Nightfall: What Asimov had to say about our relation with the stars.

The following essay is a personal dive into the history and philosophy of my favourite, and possibly one of the greatest Sci-Fi short stories of all time, Nightfall (1941) by Isaac Asimov. I have no interest in going too deeply into the contents of this fascinating novella, and instead will try to talk about how the novel discusses human nature (the aliens are basically human surrogates). So don’t worry; no spoilers. DO go and read the story.

Stargazing

The image of a person staring up at the sky, in wonder, is often the quintessential projection of humanity’s endless curiosity about our universe. And for good reason. Our association with the sky above us has been one of the defining characteristics of human development. Ancient Samoans used the stars to guide them to distant islands with no other tools to help, while the Sumerians built massive observatories to watch and document their motion. Hopefully, most of us have atleast passing interest in the heavens.

Yet, just as importantly, most humans are unaffected by them. While some have a passive interest, most can spend their entire lives without paying the stars much attention. So how could something as grand and vast as the rest of the universe be simultaneously so blasé as to provoke almost no response? And what would happen if stars weren’t so commonplace? If we didn’t see them every night as we went to bed?

This is where Asimov comes in. Isaac Asimov, who was a young Chemistry graduate and budding science fiction author, was approached by Astounding Science Fiction editor John Campbell with an assignment. Campbell had come across the following quote by Ralph Waldo Emerson:

“If the stars should appear one night in a thousand years, how would men believe and adore, and preserve for many generations the remembrance of the city of God!”

He was unimpressed. Rather than the marvel and awe that Emerson believed humans would feel if they saw stars for the first time in a thousand years, Campbell believed that the primary human response would be fear. In his words, “I think men would go mad”. And so, Campbell set Asimov, his protege, off on his longest writing assignment yet. Asimov was to lucidly articulate the fear that Campbell had described. Yet, even Campbell couldn’t foresee how Asimov would turn this pioneering idea into a masterpiece that shot him into the national limelight.

Lagash, the planet that the events of the story take place in, is a by-the-book representation of a “mini-Earth”, a science fiction world that displays a slightly distorted mirror image of our society on Earth. The world has been built almost analogous to our own, except for the perpetual sunlight that bathes the surface. Its six suns, Alpha, Beta… etc., occupy the sky in various positions, with at least one sun in the sky at all times. The Lagashians have, thus, a pathological fear of “Night”. Asimov elaborates in the story that there are dark places on the planet; but darkness doesn’t correspond to Night. Night is described as all-consuming and, in the minds of the unaware Lagashians, eternal.

Religion is another major plot-point in Nightfall. As it is on our world, religion on Lagash is a vessel to pass down generational information. And the Lagashian religion has foreseen the coming of night. Yet, for all the truth that this religion holds, its stubbornness is its downfall. For rather than amending its understanding by using the data that the protagonists have uncovered; namely the explanation for why the night comes in the first place, the religion continues to provide a fatalistic outlook on the future. This view of religion was in many ways a reflection of Asimov’s own beliefs as a scientist and a rationalist in the 1940’s, but could also possibly have as much importance today.

But religion has a bigger part to play. Earlier I described how humans used the stars to their advantage. Yet the greatest effect that stars have played on us is as a source of mystery, and as a reminder that the universe is much bigger than ourselves. We on Earth too have used religion to fill in the blanks of our cognition.
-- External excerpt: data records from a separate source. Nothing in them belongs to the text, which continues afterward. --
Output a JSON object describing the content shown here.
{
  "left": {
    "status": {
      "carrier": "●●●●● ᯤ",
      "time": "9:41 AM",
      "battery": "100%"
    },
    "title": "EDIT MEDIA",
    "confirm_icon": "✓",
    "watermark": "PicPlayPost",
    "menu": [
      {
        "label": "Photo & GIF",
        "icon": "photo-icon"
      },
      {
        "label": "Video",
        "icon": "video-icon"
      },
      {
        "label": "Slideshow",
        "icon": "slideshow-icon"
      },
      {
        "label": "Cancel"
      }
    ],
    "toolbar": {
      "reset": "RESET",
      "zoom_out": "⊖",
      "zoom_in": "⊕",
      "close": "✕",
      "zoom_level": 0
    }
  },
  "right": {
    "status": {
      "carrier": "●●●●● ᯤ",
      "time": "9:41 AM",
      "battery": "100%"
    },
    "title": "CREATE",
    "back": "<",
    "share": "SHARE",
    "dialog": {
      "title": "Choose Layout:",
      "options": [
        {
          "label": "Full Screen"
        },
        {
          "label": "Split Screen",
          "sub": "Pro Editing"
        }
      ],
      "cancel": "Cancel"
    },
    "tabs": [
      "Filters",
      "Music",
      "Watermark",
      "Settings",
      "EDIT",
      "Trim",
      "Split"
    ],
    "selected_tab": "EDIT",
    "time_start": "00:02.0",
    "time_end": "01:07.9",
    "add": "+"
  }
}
On Lagash, the inhabitants had no such reminder for most of their existence, till it was suddenly and without consent thrust down upon them. Under such overwhelming odds, we and our Lagashian counterparts are quick to turn to an answer that can comfort us and them, even if that answer is devoid of evidence.

In this way, Nightfall was a ground-breaking feat of literature that tried to answer the question of what the stars mean to us. Now, this is not to say that either Campbell, Asimov or Emerson were right. There may be no way to know, and it is not my place to make such an assertion. Humans have always been around the stars, and how we think the Lagashians would react is simply a reflection of our own beliefs and expectations.

What I will say though, is to ask yourself that question. What do the stars mean to you? And if you hadn’t seen the stars for the thousand years till today, what would you do? As an avid star-gazer, this is the greatest takeaway I had from this book. Questions that will never be completely answered.